I manifestanti volevano ascolto: “Chiediamo ancora una volta al ministro Valditara di essere convocat3 al più presto: perché abbiamo un’idea chiara del rapporto tra scuola e lavoro che vogliamo. Occorre costruire percorsi che ci formino e insegnino a tutelarci, che non ci sfruttino, che non ci uccidano. Siamo per l’abolizione dell’attuale modello di PCTO, che non garantisce sicurezza e formazione a chi lo sperimenta durante il proprio percorso scolastico. Non possiamo pensare di riproporre anche all’interno delle nostre scuole le dinamiche disumane di un mondo del lavoro fatto di precarietà e sfruttamento”.

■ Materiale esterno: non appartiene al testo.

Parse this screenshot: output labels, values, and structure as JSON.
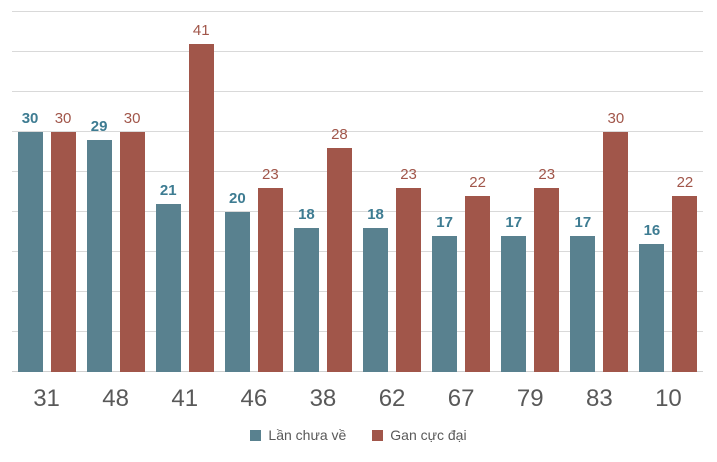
{
  "chart_data": {
    "type": "bar",
    "categories": [
      "31",
      "48",
      "41",
      "46",
      "38",
      "62",
      "67",
      "79",
      "83",
      "10"
    ],
    "series": [
      {
        "name": "Lần chưa về",
        "values": [
          30,
          29,
          21,
          20,
          18,
          18,
          17,
          17,
          17,
          16
        ],
        "color": "#59818F",
        "label_color": "#3E7C92",
        "label_bold": true
      },
      {
        "name": "Gan cực đại",
        "values": [
          30,
          30,
          41,
          23,
          28,
          23,
          22,
          23,
          30,
          22
        ],
        "color": "#A1564A",
        "label_color": "#A1564A",
        "label_bold": false
      }
    ],
    "title": "",
    "xlabel": "",
    "ylabel": "",
    "ylim": [
      0,
      45
    ],
    "grid_step": 5,
    "grid": "horizontal-only",
    "data_labels": "above-bars",
    "legend_position": "bottom-center",
    "axis_text_color": "#595959",
    "gridline_color": "#d9d9d9"
  }
}
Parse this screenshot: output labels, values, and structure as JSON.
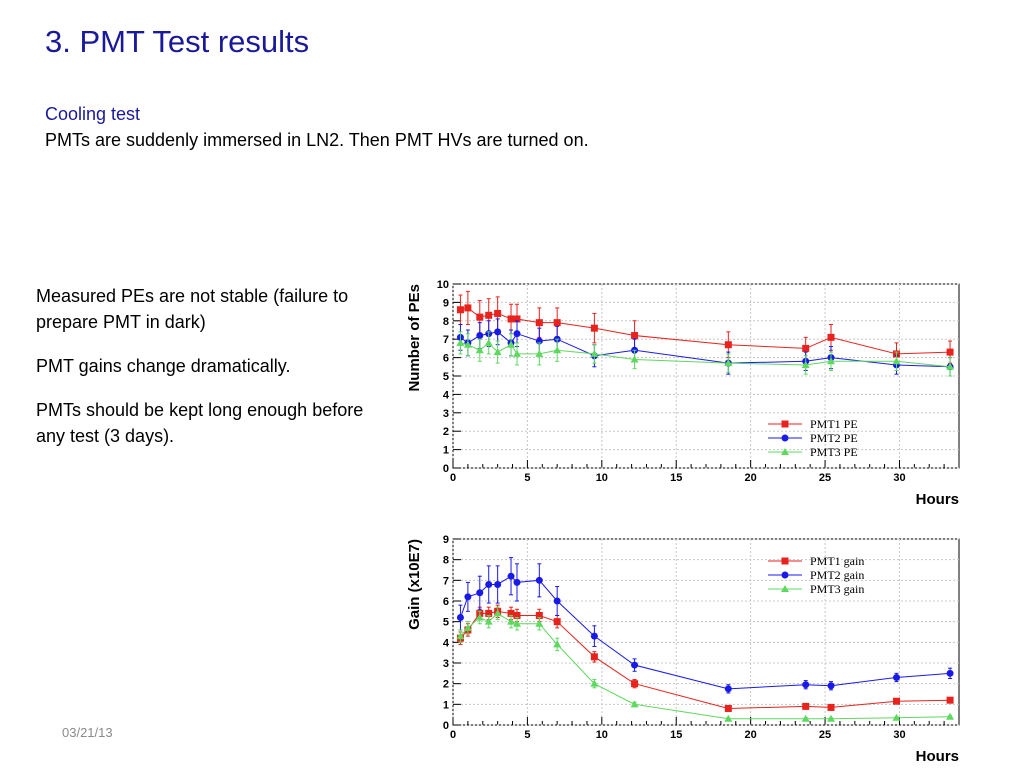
{
  "slide": {
    "title": "3. PMT Test results",
    "subtitle": "Cooling test",
    "description": "PMTs are suddenly immersed in LN2. Then PMT HVs are turned on.",
    "bullets": [
      "Measured PEs are not stable (failure to prepare PMT in dark)",
      "PMT gains change dramatically.",
      "PMTs should be kept long enough before any test (3 days)."
    ],
    "date": "03/21/13"
  },
  "chart_data": [
    {
      "type": "line",
      "xlabel": "Hours",
      "ylabel": "Number of PEs",
      "xlim": [
        0,
        34
      ],
      "ylim": [
        0,
        10
      ],
      "xticks": [
        0,
        5,
        10,
        15,
        20,
        25,
        30
      ],
      "yticks": [
        0,
        1,
        2,
        3,
        4,
        5,
        6,
        7,
        8,
        9,
        10
      ],
      "legend_position": "lower-right",
      "series": [
        {
          "name": "PMT1 PE",
          "color": "#e8231e",
          "marker": "square",
          "x": [
            0.5,
            1,
            1.8,
            2.4,
            3,
            3.9,
            4.3,
            5.8,
            7,
            9.5,
            12.2,
            18.5,
            23.7,
            25.4,
            29.8,
            33.4
          ],
          "y": [
            8.6,
            8.7,
            8.2,
            8.3,
            8.4,
            8.1,
            8.1,
            7.9,
            7.9,
            7.6,
            7.2,
            6.7,
            6.5,
            7.1,
            6.2,
            6.3
          ],
          "err": [
            0.8,
            0.9,
            0.9,
            0.9,
            0.9,
            0.8,
            0.8,
            0.8,
            0.8,
            0.8,
            0.8,
            0.7,
            0.6,
            0.7,
            0.6,
            0.6
          ]
        },
        {
          "name": "PMT2 PE",
          "color": "#1a1ae8",
          "marker": "circle",
          "x": [
            0.5,
            1,
            1.8,
            2.4,
            3,
            3.9,
            4.3,
            5.8,
            7,
            9.5,
            12.2,
            18.5,
            23.7,
            25.4,
            29.8,
            33.4
          ],
          "y": [
            7.1,
            6.8,
            7.2,
            7.3,
            7.4,
            6.8,
            7.3,
            6.9,
            7.0,
            6.1,
            6.4,
            5.7,
            5.8,
            6.0,
            5.6,
            5.5
          ],
          "err": [
            0.7,
            0.7,
            0.7,
            0.7,
            0.7,
            0.7,
            0.7,
            0.7,
            0.7,
            0.6,
            0.6,
            0.6,
            0.5,
            0.6,
            0.5,
            0.5
          ]
        },
        {
          "name": "PMT3 PE",
          "color": "#5fd85f",
          "marker": "triangle",
          "x": [
            0.5,
            1,
            1.8,
            2.4,
            3,
            3.9,
            4.3,
            5.8,
            7,
            9.5,
            12.2,
            18.5,
            23.7,
            25.4,
            29.8,
            33.4
          ],
          "y": [
            6.8,
            6.7,
            6.4,
            6.8,
            6.3,
            6.7,
            6.2,
            6.2,
            6.4,
            6.2,
            5.9,
            5.7,
            5.6,
            5.8,
            5.8,
            5.5
          ],
          "err": [
            0.6,
            0.6,
            0.6,
            0.6,
            0.6,
            0.6,
            0.6,
            0.6,
            0.6,
            0.5,
            0.5,
            0.5,
            0.5,
            0.5,
            0.5,
            0.5
          ]
        }
      ]
    },
    {
      "type": "line",
      "xlabel": "Hours",
      "ylabel": "Gain (x10E7)",
      "xlim": [
        0,
        34
      ],
      "ylim": [
        0,
        9
      ],
      "xticks": [
        0,
        5,
        10,
        15,
        20,
        25,
        30
      ],
      "yticks": [
        0,
        1,
        2,
        3,
        4,
        5,
        6,
        7,
        8,
        9
      ],
      "legend_position": "top-right",
      "series": [
        {
          "name": "PMT1 gain",
          "color": "#e8231e",
          "marker": "square",
          "x": [
            0.5,
            1,
            1.8,
            2.4,
            3,
            3.9,
            4.3,
            5.8,
            7,
            9.5,
            12.2,
            18.5,
            23.7,
            25.4,
            29.8,
            33.4
          ],
          "y": [
            4.2,
            4.6,
            5.4,
            5.4,
            5.5,
            5.4,
            5.3,
            5.3,
            5.0,
            3.3,
            2.0,
            0.8,
            0.9,
            0.85,
            1.15,
            1.2
          ],
          "err": [
            0.3,
            0.3,
            0.3,
            0.3,
            0.3,
            0.3,
            0.3,
            0.3,
            0.3,
            0.25,
            0.2,
            0.1,
            0.1,
            0.1,
            0.1,
            0.1
          ]
        },
        {
          "name": "PMT2 gain",
          "color": "#1a1ae8",
          "marker": "circle",
          "x": [
            0.5,
            1,
            1.8,
            2.4,
            3,
            3.9,
            4.3,
            5.8,
            7,
            9.5,
            12.2,
            18.5,
            23.7,
            25.4,
            29.8,
            33.4
          ],
          "y": [
            5.2,
            6.2,
            6.4,
            6.8,
            6.8,
            7.2,
            6.9,
            7.0,
            6.0,
            4.3,
            2.9,
            1.75,
            1.95,
            1.9,
            2.3,
            2.5
          ],
          "err": [
            0.6,
            0.7,
            0.8,
            0.9,
            0.9,
            0.9,
            0.9,
            0.8,
            0.7,
            0.5,
            0.3,
            0.2,
            0.2,
            0.2,
            0.2,
            0.25
          ]
        },
        {
          "name": "PMT3 gain",
          "color": "#5fd85f",
          "marker": "triangle",
          "x": [
            0.5,
            1,
            1.8,
            2.4,
            3,
            3.9,
            4.3,
            5.8,
            7,
            9.5,
            12.2,
            18.5,
            23.7,
            25.4,
            29.8,
            33.4
          ],
          "y": [
            4.3,
            4.7,
            5.2,
            5.0,
            5.4,
            5.0,
            4.9,
            4.9,
            3.9,
            2.0,
            1.0,
            0.3,
            0.3,
            0.3,
            0.35,
            0.4
          ],
          "err": [
            0.3,
            0.3,
            0.3,
            0.3,
            0.3,
            0.3,
            0.3,
            0.3,
            0.3,
            0.2,
            0.1,
            0.05,
            0.05,
            0.05,
            0.05,
            0.05
          ]
        }
      ]
    }
  ]
}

Questa la loro proposta: “Pensiamo ad un’alternanza riformata che ci aiuti veramente in futuro. Mandarci da un liceo a passare 90 ore seduti nell’angolo di un ufficio o, ancora peggio, lasciandoci in luoghi pericolosi senza nemmeno un’assicurazione perché stagisti, è incoerente e controproducente rispetto al reale scopo dei Pcto. Pretendiamo un percorso formativo che ci accompagni verso l’indipendenza. Nessuno ci insegna come trovare lavoro o come si pagano le tasse. Pretendiamo di arrivare pronti alla fine delle scuole secondarie. Pretendiamo che i Pcto avvengano presso centri di volontariato o scuole in modo da portare aiuto alla comunità invece di aiutare un privato che ne trarrebbe vantaggio economico“.

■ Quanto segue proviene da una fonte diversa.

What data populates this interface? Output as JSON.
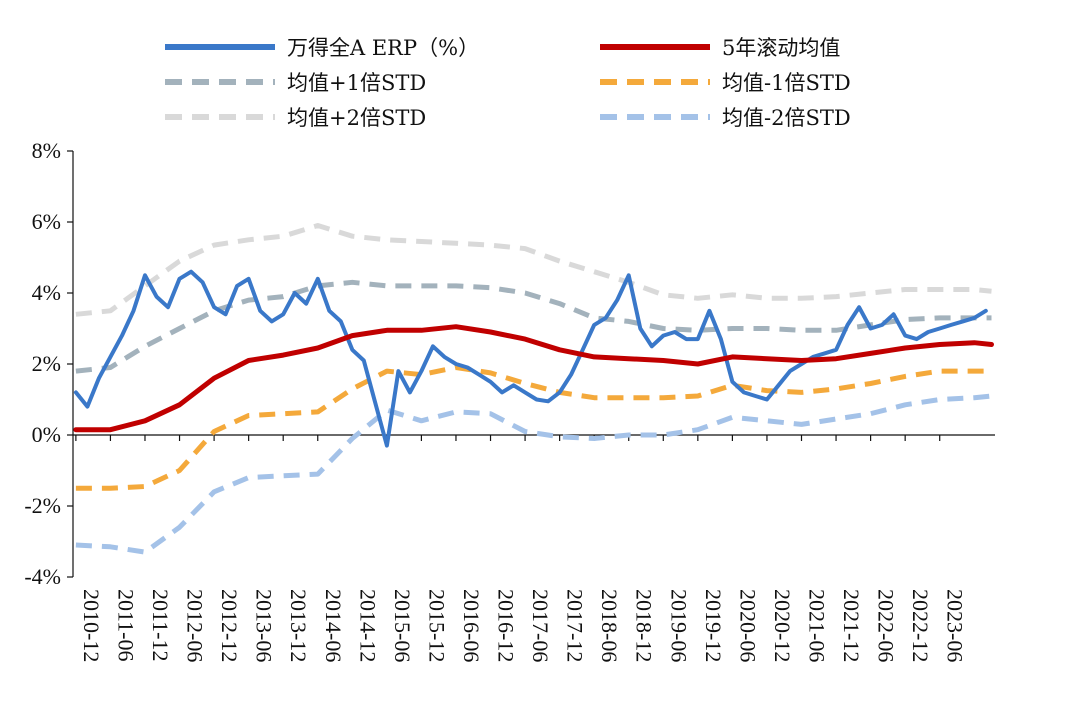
{
  "chart_data": {
    "type": "line",
    "title": "",
    "xlabel": "",
    "ylabel": "",
    "ylim": [
      -4,
      8
    ],
    "y_ticks": [
      "8%",
      "6%",
      "4%",
      "2%",
      "0%",
      "-2%",
      "-4%"
    ],
    "x_ticks": [
      "2010-12",
      "2011-06",
      "2011-12",
      "2012-06",
      "2012-12",
      "2013-06",
      "2013-12",
      "2014-06",
      "2014-12",
      "2015-06",
      "2015-12",
      "2016-06",
      "2016-12",
      "2017-06",
      "2017-12",
      "2018-06",
      "2018-12",
      "2019-06",
      "2019-12",
      "2020-06",
      "2020-12",
      "2021-06",
      "2021-12",
      "2022-06",
      "2022-12",
      "2023-06"
    ],
    "x_range": [
      "2010-12",
      "2024-03"
    ],
    "legend_position": "top",
    "grid": false,
    "series": [
      {
        "name": "万得全A ERP（%）",
        "color": "#3a78c9",
        "style": "solid",
        "points": [
          [
            "2010-12",
            1.2
          ],
          [
            "2011-02",
            0.8
          ],
          [
            "2011-04",
            1.6
          ],
          [
            "2011-06",
            2.2
          ],
          [
            "2011-08",
            2.8
          ],
          [
            "2011-10",
            3.5
          ],
          [
            "2011-12",
            4.5
          ],
          [
            "2012-02",
            3.9
          ],
          [
            "2012-04",
            3.6
          ],
          [
            "2012-06",
            4.4
          ],
          [
            "2012-08",
            4.6
          ],
          [
            "2012-10",
            4.3
          ],
          [
            "2012-12",
            3.6
          ],
          [
            "2013-02",
            3.4
          ],
          [
            "2013-04",
            4.2
          ],
          [
            "2013-06",
            4.4
          ],
          [
            "2013-08",
            3.5
          ],
          [
            "2013-10",
            3.2
          ],
          [
            "2013-12",
            3.4
          ],
          [
            "2014-02",
            4.0
          ],
          [
            "2014-04",
            3.7
          ],
          [
            "2014-06",
            4.4
          ],
          [
            "2014-08",
            3.5
          ],
          [
            "2014-10",
            3.2
          ],
          [
            "2014-12",
            2.4
          ],
          [
            "2015-02",
            2.1
          ],
          [
            "2015-04",
            0.9
          ],
          [
            "2015-06",
            -0.3
          ],
          [
            "2015-08",
            1.8
          ],
          [
            "2015-10",
            1.2
          ],
          [
            "2015-12",
            1.8
          ],
          [
            "2016-02",
            2.5
          ],
          [
            "2016-04",
            2.2
          ],
          [
            "2016-06",
            2.0
          ],
          [
            "2016-08",
            1.9
          ],
          [
            "2016-10",
            1.7
          ],
          [
            "2016-12",
            1.5
          ],
          [
            "2017-02",
            1.2
          ],
          [
            "2017-04",
            1.4
          ],
          [
            "2017-06",
            1.2
          ],
          [
            "2017-08",
            1.0
          ],
          [
            "2017-10",
            0.95
          ],
          [
            "2017-12",
            1.2
          ],
          [
            "2018-02",
            1.7
          ],
          [
            "2018-04",
            2.4
          ],
          [
            "2018-06",
            3.1
          ],
          [
            "2018-08",
            3.3
          ],
          [
            "2018-10",
            3.8
          ],
          [
            "2018-12",
            4.5
          ],
          [
            "2019-02",
            3.0
          ],
          [
            "2019-04",
            2.5
          ],
          [
            "2019-06",
            2.8
          ],
          [
            "2019-08",
            2.9
          ],
          [
            "2019-10",
            2.7
          ],
          [
            "2019-12",
            2.7
          ],
          [
            "2020-02",
            3.5
          ],
          [
            "2020-04",
            2.7
          ],
          [
            "2020-06",
            1.5
          ],
          [
            "2020-08",
            1.2
          ],
          [
            "2020-10",
            1.1
          ],
          [
            "2020-12",
            1.0
          ],
          [
            "2021-02",
            1.4
          ],
          [
            "2021-04",
            1.8
          ],
          [
            "2021-06",
            2.0
          ],
          [
            "2021-08",
            2.2
          ],
          [
            "2021-10",
            2.3
          ],
          [
            "2021-12",
            2.4
          ],
          [
            "2022-02",
            3.1
          ],
          [
            "2022-04",
            3.6
          ],
          [
            "2022-06",
            3.0
          ],
          [
            "2022-08",
            3.1
          ],
          [
            "2022-10",
            3.4
          ],
          [
            "2022-12",
            2.8
          ],
          [
            "2023-02",
            2.7
          ],
          [
            "2023-04",
            2.9
          ],
          [
            "2023-06",
            3.0
          ],
          [
            "2023-08",
            3.1
          ],
          [
            "2023-10",
            3.2
          ],
          [
            "2023-12",
            3.3
          ],
          [
            "2024-02",
            3.5
          ]
        ]
      },
      {
        "name": "5年滚动均值",
        "color": "#c00000",
        "style": "solid",
        "points": [
          [
            "2010-12",
            0.15
          ],
          [
            "2011-06",
            0.15
          ],
          [
            "2011-12",
            0.4
          ],
          [
            "2012-06",
            0.85
          ],
          [
            "2012-12",
            1.6
          ],
          [
            "2013-06",
            2.1
          ],
          [
            "2013-12",
            2.25
          ],
          [
            "2014-06",
            2.45
          ],
          [
            "2014-12",
            2.8
          ],
          [
            "2015-06",
            2.95
          ],
          [
            "2015-12",
            2.95
          ],
          [
            "2016-06",
            3.05
          ],
          [
            "2016-12",
            2.9
          ],
          [
            "2017-06",
            2.7
          ],
          [
            "2017-12",
            2.4
          ],
          [
            "2018-06",
            2.2
          ],
          [
            "2018-12",
            2.15
          ],
          [
            "2019-06",
            2.1
          ],
          [
            "2019-12",
            2.0
          ],
          [
            "2020-06",
            2.2
          ],
          [
            "2020-12",
            2.15
          ],
          [
            "2021-06",
            2.1
          ],
          [
            "2021-12",
            2.15
          ],
          [
            "2022-06",
            2.3
          ],
          [
            "2022-12",
            2.45
          ],
          [
            "2023-06",
            2.55
          ],
          [
            "2023-12",
            2.6
          ],
          [
            "2024-03",
            2.55
          ]
        ]
      },
      {
        "name": "均值+1倍STD",
        "color": "#a3b2bc",
        "style": "dashed",
        "points": [
          [
            "2010-12",
            1.8
          ],
          [
            "2011-06",
            1.9
          ],
          [
            "2011-12",
            2.5
          ],
          [
            "2012-06",
            3.0
          ],
          [
            "2012-12",
            3.5
          ],
          [
            "2013-06",
            3.8
          ],
          [
            "2013-12",
            3.9
          ],
          [
            "2014-06",
            4.2
          ],
          [
            "2014-12",
            4.3
          ],
          [
            "2015-06",
            4.2
          ],
          [
            "2015-12",
            4.2
          ],
          [
            "2016-06",
            4.2
          ],
          [
            "2016-12",
            4.15
          ],
          [
            "2017-06",
            4.0
          ],
          [
            "2017-12",
            3.7
          ],
          [
            "2018-06",
            3.3
          ],
          [
            "2018-12",
            3.2
          ],
          [
            "2019-06",
            3.0
          ],
          [
            "2019-12",
            2.95
          ],
          [
            "2020-06",
            3.0
          ],
          [
            "2020-12",
            3.0
          ],
          [
            "2021-06",
            2.95
          ],
          [
            "2021-12",
            2.95
          ],
          [
            "2022-06",
            3.1
          ],
          [
            "2022-12",
            3.25
          ],
          [
            "2023-06",
            3.3
          ],
          [
            "2023-12",
            3.3
          ],
          [
            "2024-03",
            3.3
          ]
        ]
      },
      {
        "name": "均值-1倍STD",
        "color": "#f4a93b",
        "style": "dashed",
        "points": [
          [
            "2010-12",
            -1.5
          ],
          [
            "2011-06",
            -1.5
          ],
          [
            "2011-12",
            -1.45
          ],
          [
            "2012-06",
            -1.0
          ],
          [
            "2012-12",
            0.1
          ],
          [
            "2013-06",
            0.55
          ],
          [
            "2013-12",
            0.6
          ],
          [
            "2014-06",
            0.65
          ],
          [
            "2014-12",
            1.3
          ],
          [
            "2015-06",
            1.8
          ],
          [
            "2015-12",
            1.7
          ],
          [
            "2016-06",
            1.9
          ],
          [
            "2016-12",
            1.75
          ],
          [
            "2017-06",
            1.45
          ],
          [
            "2017-12",
            1.2
          ],
          [
            "2018-06",
            1.05
          ],
          [
            "2018-12",
            1.05
          ],
          [
            "2019-06",
            1.05
          ],
          [
            "2019-12",
            1.1
          ],
          [
            "2020-06",
            1.4
          ],
          [
            "2020-12",
            1.25
          ],
          [
            "2021-06",
            1.2
          ],
          [
            "2021-12",
            1.3
          ],
          [
            "2022-06",
            1.45
          ],
          [
            "2022-12",
            1.65
          ],
          [
            "2023-06",
            1.8
          ],
          [
            "2023-12",
            1.8
          ],
          [
            "2024-03",
            1.8
          ]
        ]
      },
      {
        "name": "均值+2倍STD",
        "color": "#d9d9d9",
        "style": "dashed",
        "points": [
          [
            "2010-12",
            3.4
          ],
          [
            "2011-06",
            3.5
          ],
          [
            "2011-12",
            4.2
          ],
          [
            "2012-06",
            4.9
          ],
          [
            "2012-12",
            5.35
          ],
          [
            "2013-06",
            5.5
          ],
          [
            "2013-12",
            5.6
          ],
          [
            "2014-06",
            5.9
          ],
          [
            "2014-12",
            5.6
          ],
          [
            "2015-06",
            5.5
          ],
          [
            "2015-12",
            5.45
          ],
          [
            "2016-06",
            5.4
          ],
          [
            "2016-12",
            5.35
          ],
          [
            "2017-06",
            5.25
          ],
          [
            "2017-12",
            4.9
          ],
          [
            "2018-06",
            4.6
          ],
          [
            "2018-12",
            4.3
          ],
          [
            "2019-06",
            3.95
          ],
          [
            "2019-12",
            3.85
          ],
          [
            "2020-06",
            3.95
          ],
          [
            "2020-12",
            3.85
          ],
          [
            "2021-06",
            3.85
          ],
          [
            "2021-12",
            3.9
          ],
          [
            "2022-06",
            4.0
          ],
          [
            "2022-12",
            4.1
          ],
          [
            "2023-06",
            4.1
          ],
          [
            "2023-12",
            4.1
          ],
          [
            "2024-03",
            4.05
          ]
        ]
      },
      {
        "name": "均值-2倍STD",
        "color": "#a4c2e8",
        "style": "dashed",
        "points": [
          [
            "2010-12",
            -3.1
          ],
          [
            "2011-06",
            -3.15
          ],
          [
            "2011-12",
            -3.3
          ],
          [
            "2012-06",
            -2.6
          ],
          [
            "2012-12",
            -1.6
          ],
          [
            "2013-06",
            -1.2
          ],
          [
            "2013-12",
            -1.15
          ],
          [
            "2014-06",
            -1.1
          ],
          [
            "2014-12",
            -0.1
          ],
          [
            "2015-06",
            0.7
          ],
          [
            "2015-12",
            0.4
          ],
          [
            "2016-06",
            0.65
          ],
          [
            "2016-12",
            0.6
          ],
          [
            "2017-06",
            0.1
          ],
          [
            "2017-12",
            -0.05
          ],
          [
            "2018-06",
            -0.1
          ],
          [
            "2018-12",
            0.0
          ],
          [
            "2019-06",
            0.0
          ],
          [
            "2019-12",
            0.15
          ],
          [
            "2020-06",
            0.5
          ],
          [
            "2020-12",
            0.4
          ],
          [
            "2021-06",
            0.3
          ],
          [
            "2021-12",
            0.45
          ],
          [
            "2022-06",
            0.6
          ],
          [
            "2022-12",
            0.85
          ],
          [
            "2023-06",
            1.0
          ],
          [
            "2023-12",
            1.05
          ],
          [
            "2024-03",
            1.1
          ]
        ]
      }
    ]
  }
}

Siamo arrivati in autobus dalla stazione e ora corriamo verso la fermata per non perdere quello che ci riporterà lì. “Ma i vostri genitori lo sanno che siete qui?” fa una ragazza. “No”, “Io non ho detto nulla”, “Nemmeno io ai miei“. Ecco, quando si racconta una generazione di sdraiati. Che prendono i loro soldi e mettono 20 euro di trasporto pubblico per arrivare a far sentire la loro voce fisicamente, fuori dai social (ci ricordiamo il grido di Michele Santoro QUI). Che usano un intero pomeriggio per ricreare quella dimensione di impegno collettivo che da troppi decenni sembra perduta. Con le loro bandiere rosse, con le loro spillette con falce e martello sugli zaini strappati, che canticchiano Fischia il vento.